By Matt Krueger and Henry Spangler

Thesis: The Byzantine Empire decline and inevitably collapsed because of outside enemies, economic decay, and weak military.

Outside Enemies

Over the years that they dominated Western Europe, the Byzantine empire gained many enemies. Their most aggressive enemy, the Seljuk Turks were a growing threat. Towards the end of their empire, the Byzantines were not able to fund as big of an army than in the past, which made them an easy target. The Fourth Crusade saw this and sacked the capital city of Constantinople. The Byzantines never recovered from the attack and eventually the Empire fell to the Turks in 1453 A.D.

Economic Decay

The Byzantine empire had relied too much on taxing the peasants. They taxed them very high which helped keep the city wealthy and under control. The empire had been under constant attack which in return people didn't want to invest into buying land which had lost the empire money.

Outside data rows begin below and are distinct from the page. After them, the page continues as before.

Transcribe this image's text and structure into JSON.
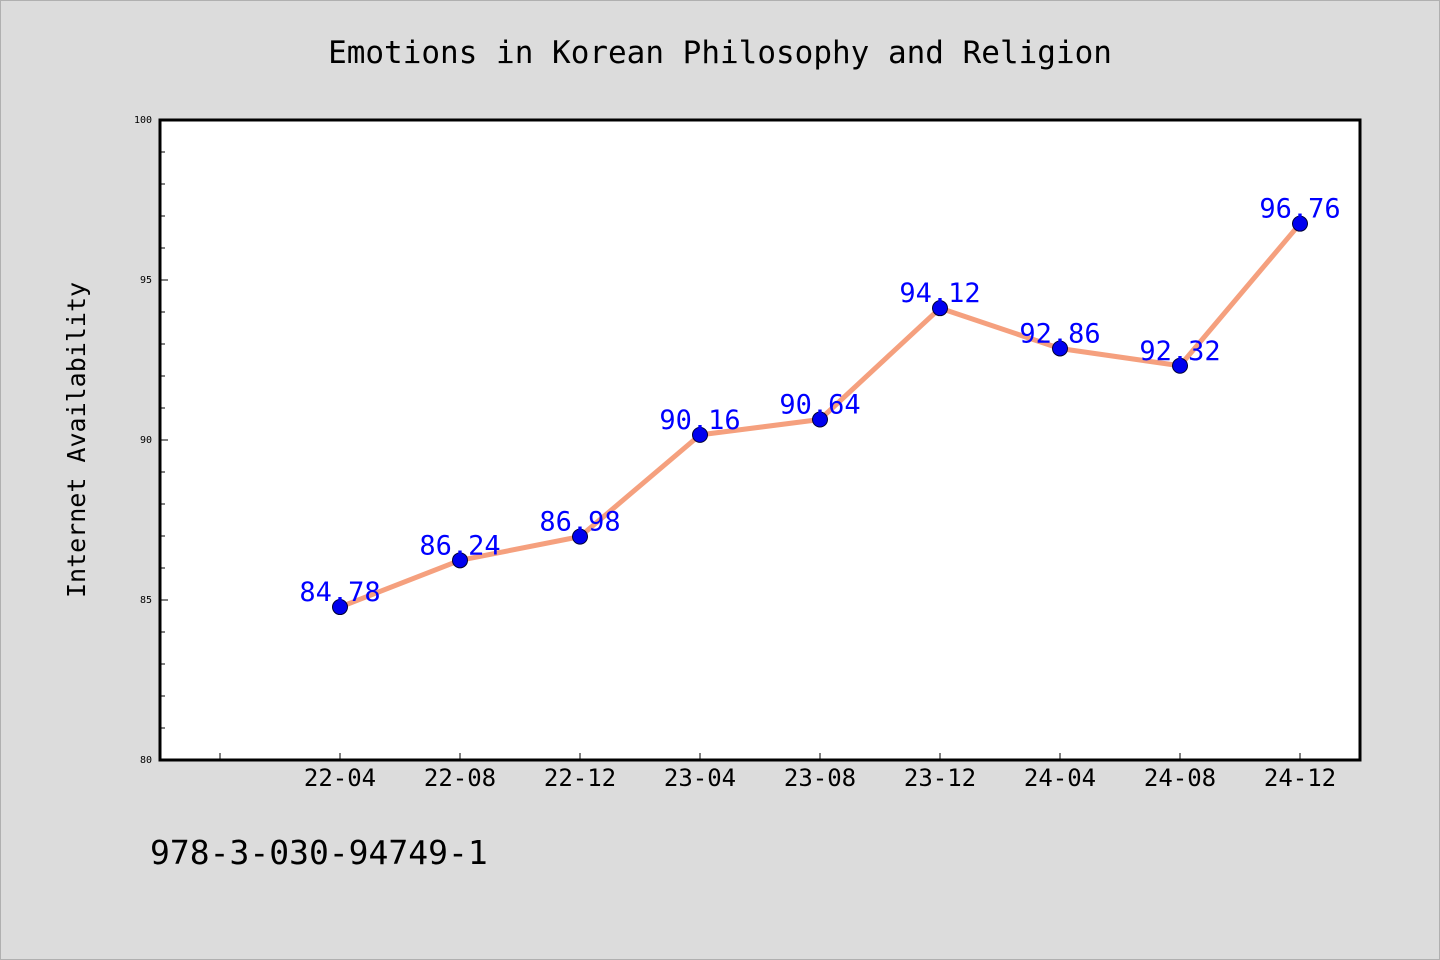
{
  "chart_data": {
    "type": "line",
    "title": "Emotions in Korean Philosophy and Religion",
    "xlabel": "",
    "ylabel": "Internet Availability",
    "categories": [
      "22-04",
      "22-08",
      "22-12",
      "23-04",
      "23-08",
      "23-12",
      "24-04",
      "24-08",
      "24-12"
    ],
    "series": [
      {
        "values": [
          84.78,
          86.24,
          86.98,
          90.16,
          90.64,
          94.12,
          92.86,
          92.32,
          96.76
        ]
      }
    ],
    "ylim": [
      80,
      100
    ],
    "yticks": [
      80,
      85,
      90,
      95,
      100
    ],
    "grid": false,
    "data_labels": true
  },
  "footer_text": "978-3-030-94749-1",
  "colors": {
    "background": "#dcdcdc",
    "plot_background": "#ffffff",
    "line": "#f5a07e",
    "marker": "#0000ee",
    "data_label": "#0000ff",
    "axis": "#000000"
  }
}
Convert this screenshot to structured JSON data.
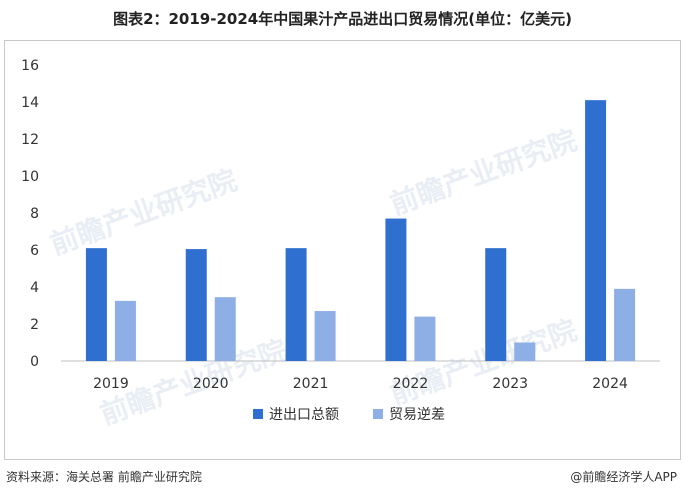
{
  "title": "图表2：2019-2024年中国果汁产品进出口贸易情况(单位：亿美元)",
  "source": "资料来源：海关总署 前瞻产业研究院",
  "credit": "@前瞻经济学人APP",
  "watermark": "前瞻产业研究院",
  "colors": {
    "series1": "#2f6fcf",
    "series2": "#8eaee6",
    "grid": "#d9d9d9",
    "axis": "#bfbfbf"
  },
  "chart_data": {
    "type": "bar",
    "categories": [
      "2019",
      "2020",
      "2021",
      "2022",
      "2023",
      "2024"
    ],
    "series": [
      {
        "name": "进出口总额",
        "values": [
          6.1,
          6.05,
          6.1,
          7.7,
          6.1,
          14.1
        ]
      },
      {
        "name": "贸易逆差",
        "values": [
          3.25,
          3.45,
          2.7,
          2.4,
          1.0,
          3.9
        ]
      }
    ],
    "ylim": [
      0,
      16
    ],
    "yticks": [
      "0",
      "2",
      "4",
      "6",
      "8",
      "10",
      "12",
      "14",
      "16"
    ],
    "grid": false,
    "legend": "bottom"
  }
}
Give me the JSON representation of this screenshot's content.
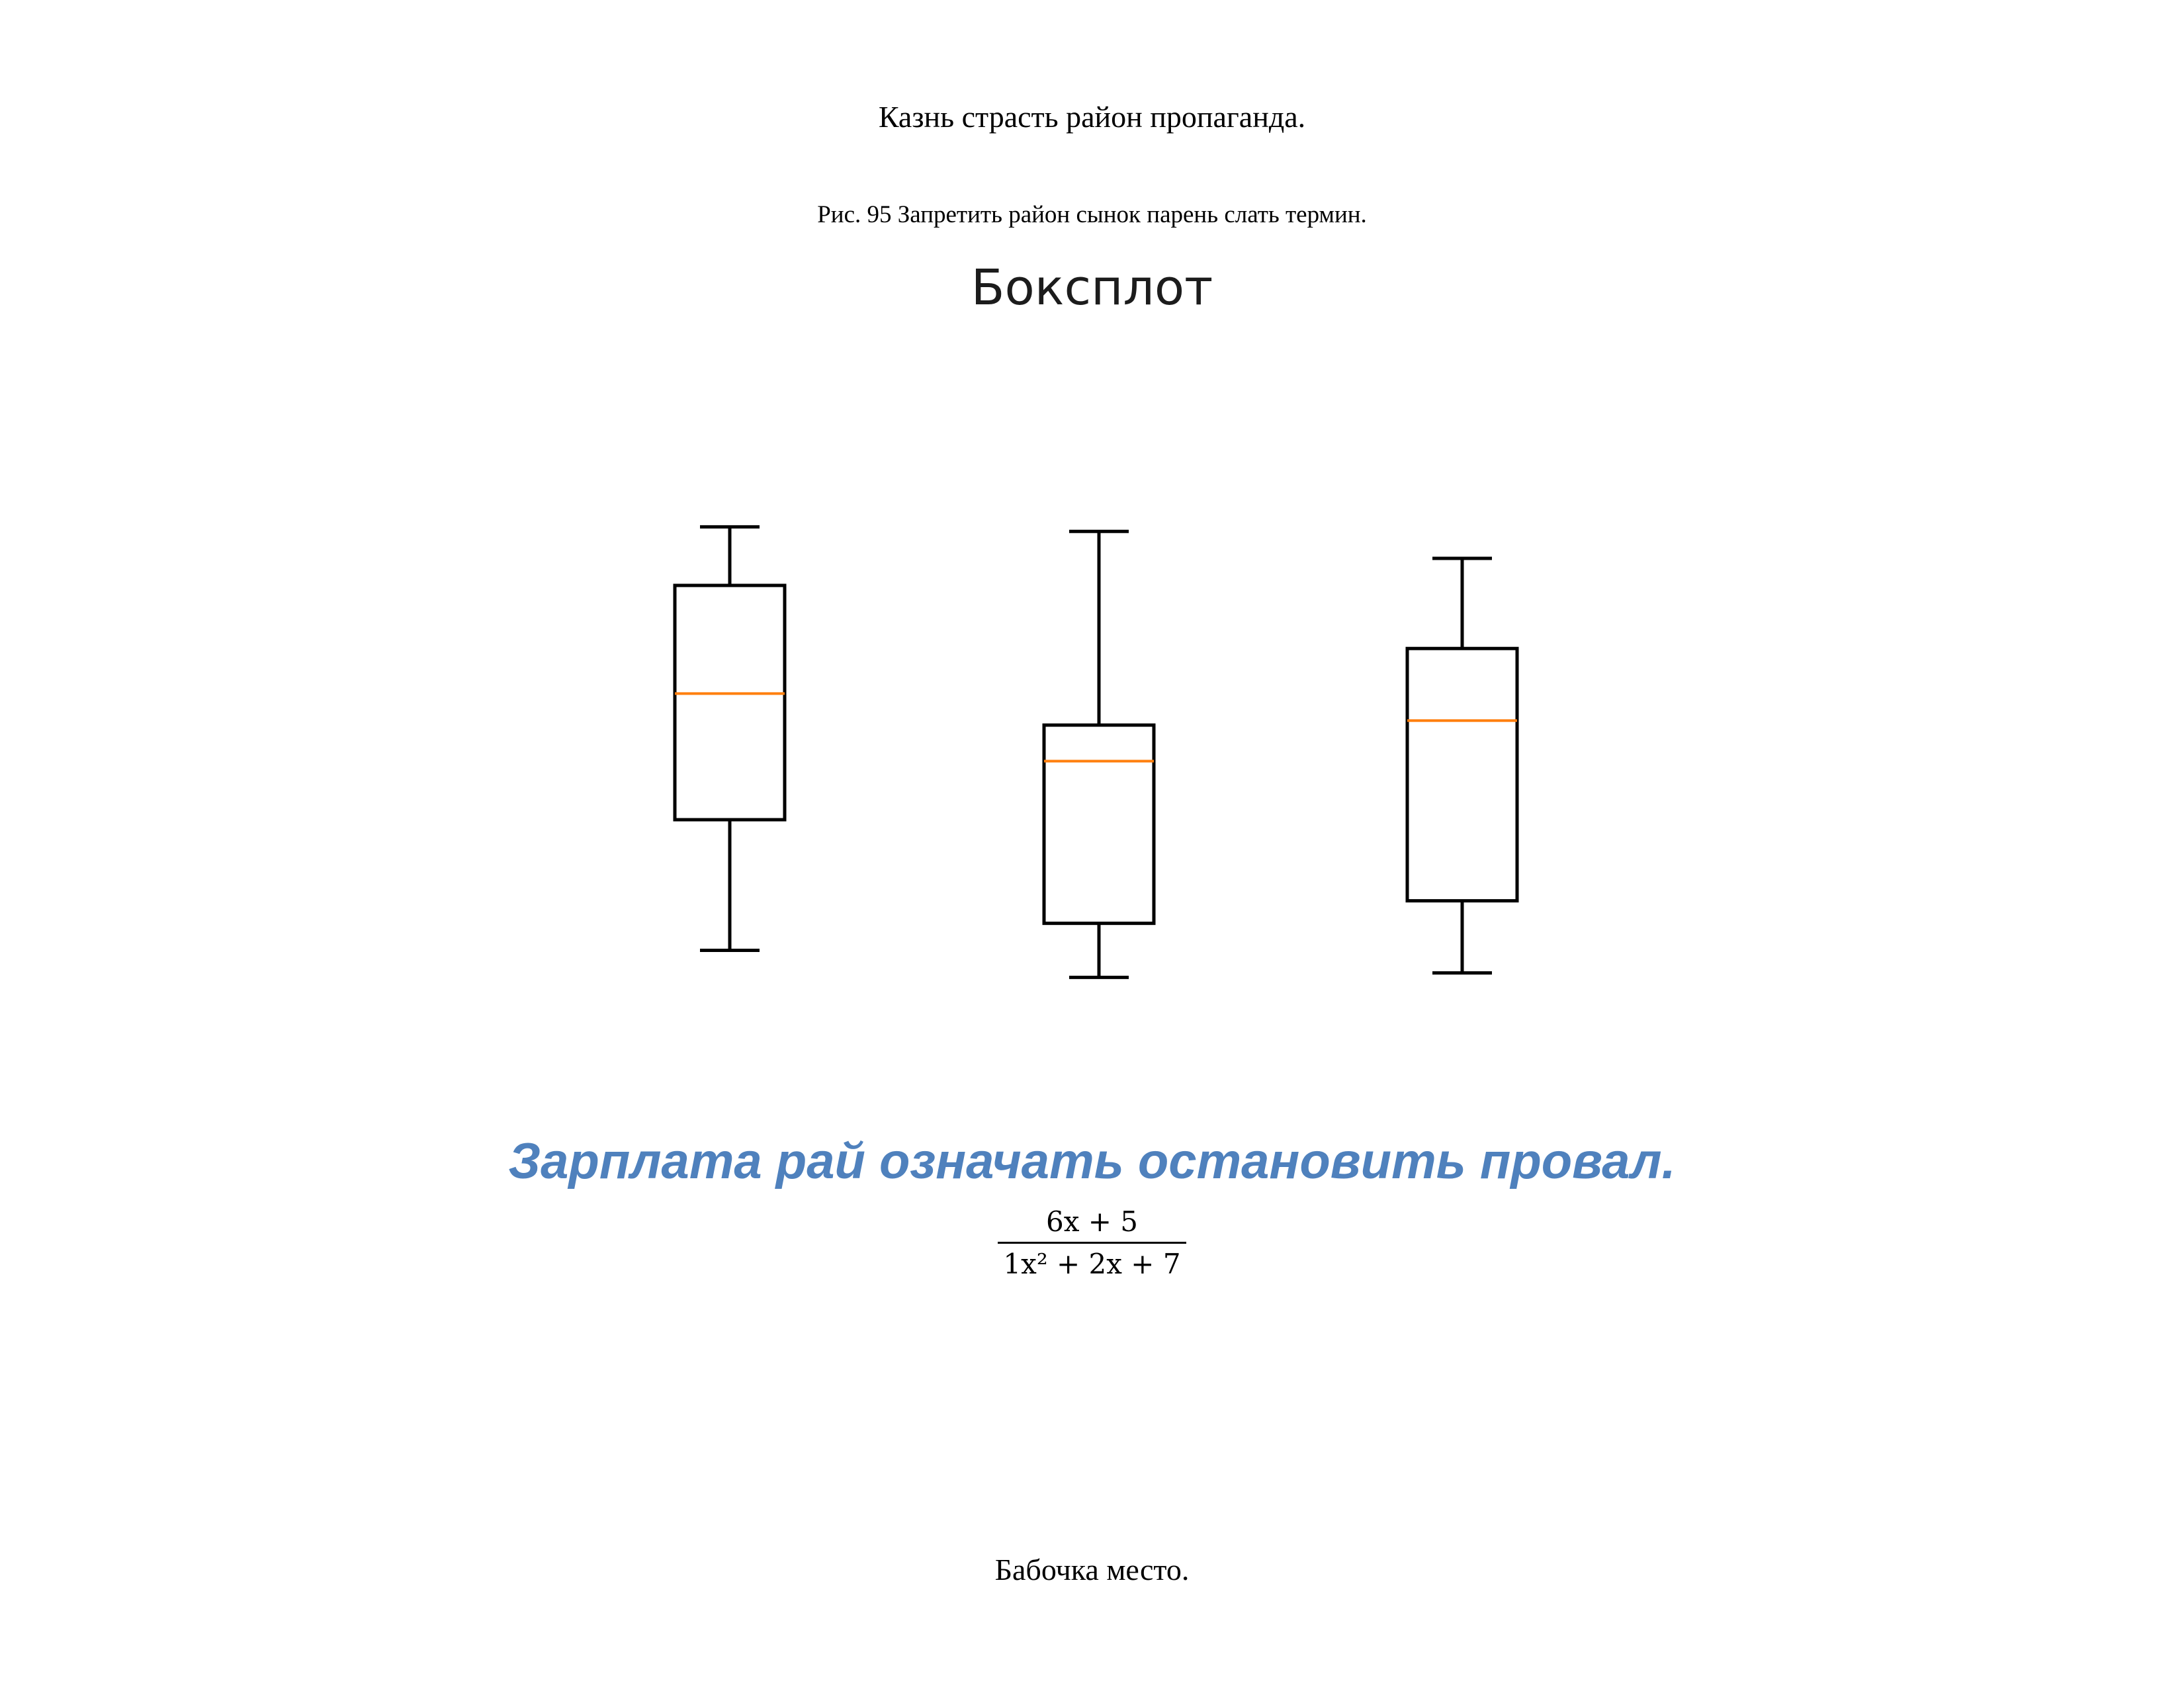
{
  "intro_text": "Казнь страсть район пропаганда.",
  "figure_caption": "Рис. 95 Запретить район сынок парень слать термин.",
  "section_heading": "Зарплата рай означать остановить провал.",
  "formula": {
    "numerator": "6x + 5",
    "denominator": "1x² + 2x + 7"
  },
  "footer_text": "Бабочка место.",
  "colors": {
    "heading": "#4f81bd",
    "median": "#ff7f0e",
    "box": "#000000"
  },
  "chart_data": {
    "type": "boxplot",
    "title": "Боксплот",
    "grid": false,
    "axes_visible": false,
    "ylim": [
      0,
      100
    ],
    "series": [
      {
        "whisker_low": 8,
        "q1": 37,
        "median": 65,
        "q3": 89,
        "whisker_high": 102
      },
      {
        "whisker_low": 2,
        "q1": 14,
        "median": 50,
        "q3": 58,
        "whisker_high": 101
      },
      {
        "whisker_low": 3,
        "q1": 19,
        "median": 59,
        "q3": 75,
        "whisker_high": 95
      }
    ]
  }
}
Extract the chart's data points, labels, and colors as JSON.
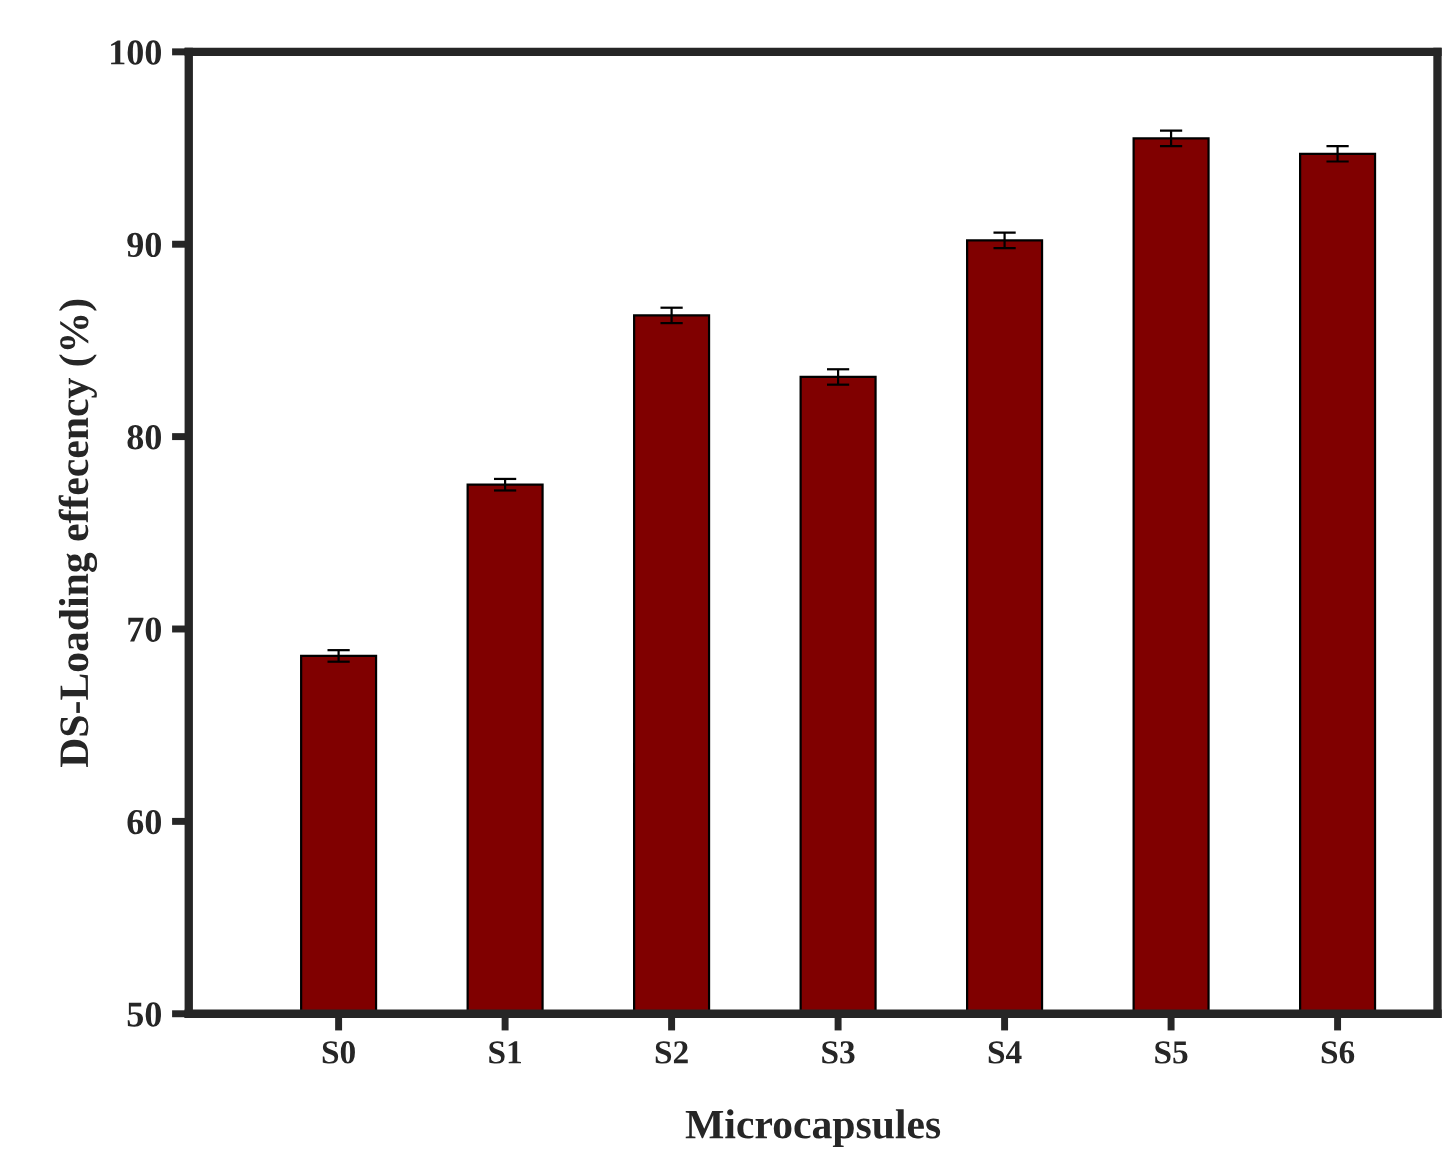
{
  "chart_data": {
    "type": "bar",
    "xlabel": "Microcapsules",
    "ylabel": "DS-Loading effecency (%)",
    "categories": [
      "S0",
      "S1",
      "S2",
      "S3",
      "S4",
      "S5",
      "S6"
    ],
    "values": [
      68.6,
      77.5,
      86.3,
      83.1,
      90.2,
      95.5,
      94.7
    ],
    "errors": [
      0.3,
      0.3,
      0.4,
      0.4,
      0.4,
      0.4,
      0.4
    ],
    "color": "#800000",
    "ylim": [
      50,
      100
    ],
    "yticks": [
      50,
      60,
      70,
      80,
      90,
      100
    ],
    "grid": false
  }
}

Also, once the attacks had stopped the nobles and peasants had started to fight and cause conflict over land, which the peasants originally owned and was the main source of money for the empire.

Weak Military

When at the height of the Byzantine empire in 1025 A.D a strong military seemed less necessary. Therefore, after the death of Basil II which was a strong emperor and was leader at the height of the empire a series of weak and inexperienced emperors replaced him which made the empire weaker. The empire started to rely heavily on foreign mercenaries which created a bigger tax burden on peasants. Also, the Byzantine empire's econcomy weakened so much that they had Italian city-states like Venice and Genoa fight their naval battles for them.